EDIT: As suggested I have added a 0.01% fee pool as well. Expected on chain date is 1.24.24
As has been demonstrated by the establishment of the lower fee variants of the “classic” pairs (ATOM, ETH, USDC), traders will vastly prefer the lower fee options and send most volume through them. It stands to reason that a pool with an even lower fee would attract even more volume. However, on the surface, it would appear that liquidity providers who supply to this pool would be guaranteed a loss.
Why would Osmosis want to provide incentives to a pool that will never be able to “sustain” itself through swap fees?
Consider the currently incentivized “high fee” 0.2% ATOM/OSMO LPs, pools 1 and 1135. Combined, their nominal swap fee return is usually somewhere around 2% - not enough to beat token inflation, by a long shot. Given the existence of a lower fee option to pull volume, there is no feasible way that this pool can become sustainable through swap fees. Yet, these pools continue to receive OSMO incentives. The nominal incentives returns are a bit higher than the swap fees, but even taking into account superfluid staking, the total theoretical return is only marginally higher than staking the assets separately. When considering losses that a liquidity provider will incur due to transaction fees, swap fees, taker fees, and impermanent loss, it is a reasonable assumption that many or most providers in these pools will break even or incur net losses.
What is the purpose of incentives?
The narrative around Osmosis incentives has historically revolved around bootstrapping or maintaining liquidity. The core of the idea as I understand it is that providing a certain level of incentivized return for a certain amount of time will create a base of liquidity that will allow for a high amount of swap volume and for the pool to remain sticky after the incentives are reduced or removed. I believe that this system has achieved partial success. A great deal of sticky liquidity has seemingly been achieved, however its quality and the stickiness of the volume itself leaves something to be desired. I would posit that the ongoing application of Osmosis incentives has exactly led to a situation as described above. The logical result is a large amount of inefficient passive liquidity being allocated appreciable incentives but offering practically no return.

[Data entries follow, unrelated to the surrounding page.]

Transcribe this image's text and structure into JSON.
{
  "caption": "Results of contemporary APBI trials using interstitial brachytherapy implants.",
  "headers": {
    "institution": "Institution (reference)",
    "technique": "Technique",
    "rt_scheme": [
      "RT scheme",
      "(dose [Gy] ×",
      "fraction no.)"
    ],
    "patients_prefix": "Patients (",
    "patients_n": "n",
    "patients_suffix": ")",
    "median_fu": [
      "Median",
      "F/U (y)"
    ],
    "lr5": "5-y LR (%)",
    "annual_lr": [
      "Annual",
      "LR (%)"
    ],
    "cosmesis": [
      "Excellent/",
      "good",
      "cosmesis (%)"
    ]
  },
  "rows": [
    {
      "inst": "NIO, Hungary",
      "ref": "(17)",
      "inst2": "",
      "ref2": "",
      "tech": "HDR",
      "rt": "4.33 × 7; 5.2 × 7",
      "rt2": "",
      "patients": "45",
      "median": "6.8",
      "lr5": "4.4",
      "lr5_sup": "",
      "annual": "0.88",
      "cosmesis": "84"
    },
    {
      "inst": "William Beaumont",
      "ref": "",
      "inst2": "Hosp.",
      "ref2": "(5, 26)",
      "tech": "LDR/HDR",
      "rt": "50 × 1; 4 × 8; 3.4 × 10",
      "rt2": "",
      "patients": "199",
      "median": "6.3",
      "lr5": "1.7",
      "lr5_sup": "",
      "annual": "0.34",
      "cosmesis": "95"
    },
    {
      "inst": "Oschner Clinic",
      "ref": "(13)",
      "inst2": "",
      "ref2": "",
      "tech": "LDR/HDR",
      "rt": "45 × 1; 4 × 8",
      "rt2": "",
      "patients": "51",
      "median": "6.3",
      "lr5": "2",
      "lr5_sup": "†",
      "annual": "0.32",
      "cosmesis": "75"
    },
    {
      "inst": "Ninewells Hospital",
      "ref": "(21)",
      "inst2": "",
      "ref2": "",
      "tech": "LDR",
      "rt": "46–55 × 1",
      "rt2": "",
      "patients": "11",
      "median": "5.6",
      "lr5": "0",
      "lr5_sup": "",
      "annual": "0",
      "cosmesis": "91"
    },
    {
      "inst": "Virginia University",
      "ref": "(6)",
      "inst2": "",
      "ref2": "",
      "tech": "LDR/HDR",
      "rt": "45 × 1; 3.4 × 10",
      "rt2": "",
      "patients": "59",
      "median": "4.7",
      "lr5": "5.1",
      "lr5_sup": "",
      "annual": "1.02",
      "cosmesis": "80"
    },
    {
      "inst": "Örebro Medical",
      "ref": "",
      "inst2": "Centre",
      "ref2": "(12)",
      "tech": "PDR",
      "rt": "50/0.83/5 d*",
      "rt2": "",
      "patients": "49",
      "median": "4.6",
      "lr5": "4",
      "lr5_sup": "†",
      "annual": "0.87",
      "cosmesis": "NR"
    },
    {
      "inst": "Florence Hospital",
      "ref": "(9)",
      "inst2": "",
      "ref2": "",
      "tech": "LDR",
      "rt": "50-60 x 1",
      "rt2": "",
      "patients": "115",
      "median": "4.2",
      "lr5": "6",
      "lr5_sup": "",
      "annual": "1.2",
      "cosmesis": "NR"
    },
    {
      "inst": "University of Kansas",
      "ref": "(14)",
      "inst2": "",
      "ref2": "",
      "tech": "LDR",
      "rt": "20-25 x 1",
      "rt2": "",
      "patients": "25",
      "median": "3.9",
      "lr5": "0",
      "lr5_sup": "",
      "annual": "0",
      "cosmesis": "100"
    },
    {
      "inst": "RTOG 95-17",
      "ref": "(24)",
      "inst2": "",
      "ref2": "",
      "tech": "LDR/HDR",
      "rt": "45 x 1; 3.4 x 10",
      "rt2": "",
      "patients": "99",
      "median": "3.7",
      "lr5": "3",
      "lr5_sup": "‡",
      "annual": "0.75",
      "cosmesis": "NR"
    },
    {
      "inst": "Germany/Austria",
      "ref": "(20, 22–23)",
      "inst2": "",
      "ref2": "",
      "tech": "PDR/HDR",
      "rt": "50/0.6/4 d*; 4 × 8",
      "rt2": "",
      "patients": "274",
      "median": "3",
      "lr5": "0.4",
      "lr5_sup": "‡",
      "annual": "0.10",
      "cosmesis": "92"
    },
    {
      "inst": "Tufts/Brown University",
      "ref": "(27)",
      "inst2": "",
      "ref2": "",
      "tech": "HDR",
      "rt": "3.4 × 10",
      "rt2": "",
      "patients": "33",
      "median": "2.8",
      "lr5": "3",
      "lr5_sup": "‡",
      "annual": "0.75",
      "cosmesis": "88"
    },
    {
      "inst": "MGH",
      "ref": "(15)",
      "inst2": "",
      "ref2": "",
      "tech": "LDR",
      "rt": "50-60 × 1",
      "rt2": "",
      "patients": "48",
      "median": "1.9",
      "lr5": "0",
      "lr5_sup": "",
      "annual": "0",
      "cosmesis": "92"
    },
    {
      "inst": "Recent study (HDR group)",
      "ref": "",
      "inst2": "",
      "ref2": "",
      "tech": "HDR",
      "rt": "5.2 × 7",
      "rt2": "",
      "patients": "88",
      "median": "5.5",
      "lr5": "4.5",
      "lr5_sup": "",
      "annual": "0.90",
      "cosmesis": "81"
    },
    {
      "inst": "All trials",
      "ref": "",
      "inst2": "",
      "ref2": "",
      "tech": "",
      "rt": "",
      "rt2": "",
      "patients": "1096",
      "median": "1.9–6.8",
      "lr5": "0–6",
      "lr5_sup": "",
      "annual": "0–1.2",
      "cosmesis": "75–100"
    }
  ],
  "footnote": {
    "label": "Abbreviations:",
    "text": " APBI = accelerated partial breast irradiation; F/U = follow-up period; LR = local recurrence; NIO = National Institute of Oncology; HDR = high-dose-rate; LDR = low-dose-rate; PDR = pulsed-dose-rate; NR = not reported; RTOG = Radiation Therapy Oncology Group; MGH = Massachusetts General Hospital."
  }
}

This situation is highly inefficient and likely to incur losses for both the LPs and for Osmosis.
How can we do it better?
0% swap fee LPs may be the way to fix this. But it’s not magic. This unexpected opportunity arises from Osmosis’s unique taker fee implementation The LP logic of the dex has been disrupted. Taken at face value, the taker fee could be considered hostile to LPs. Osmosis itself is beginning to derive much more return from trading than do the liquidity providers as volume inevitably moves to lower fee pools, redistributing an increased amount of revenue from LPs to the protocol. This is exacerbated by the shift to concentrated liquidity which necessitates that providers actively manage their position to maximize return, thus potentially incurring a large amount of taker fees themselves.
This is an environment that perpetuates the need for direct incentives in order for LPs to be sustainable. However, this doesn’t mean that incentive provision has to be unsustainable for the protocol. The final piece of the puzzle is volume splitting gauges. Because incentives can be distributed across multiple pools of the same asset pair strictly on “merit”, there is 0 upfront cost to the protocol to implement incentives to a 0% fee LP. Over time a balance can be struck between the incentives expenditure and incomes. Remember that currently 100% of incentives come from OSMO inflation, but as inflation decreases and taker fee revenue increases, this spending can be augmented or supplanted by taker fee return, eventually creating a self sustaining system. It is my view that the narrative around this system would essentially shift from bootstrapping liquidity to paying LPs to produce volume as efficiently as possible (by offering the best price with the lowest fees).
In tandem with my other pending proposal on taker fees, I think that we have a good start at reimagining the relationship between Osmosis and its liquidity providers, in a mutually beneficial way.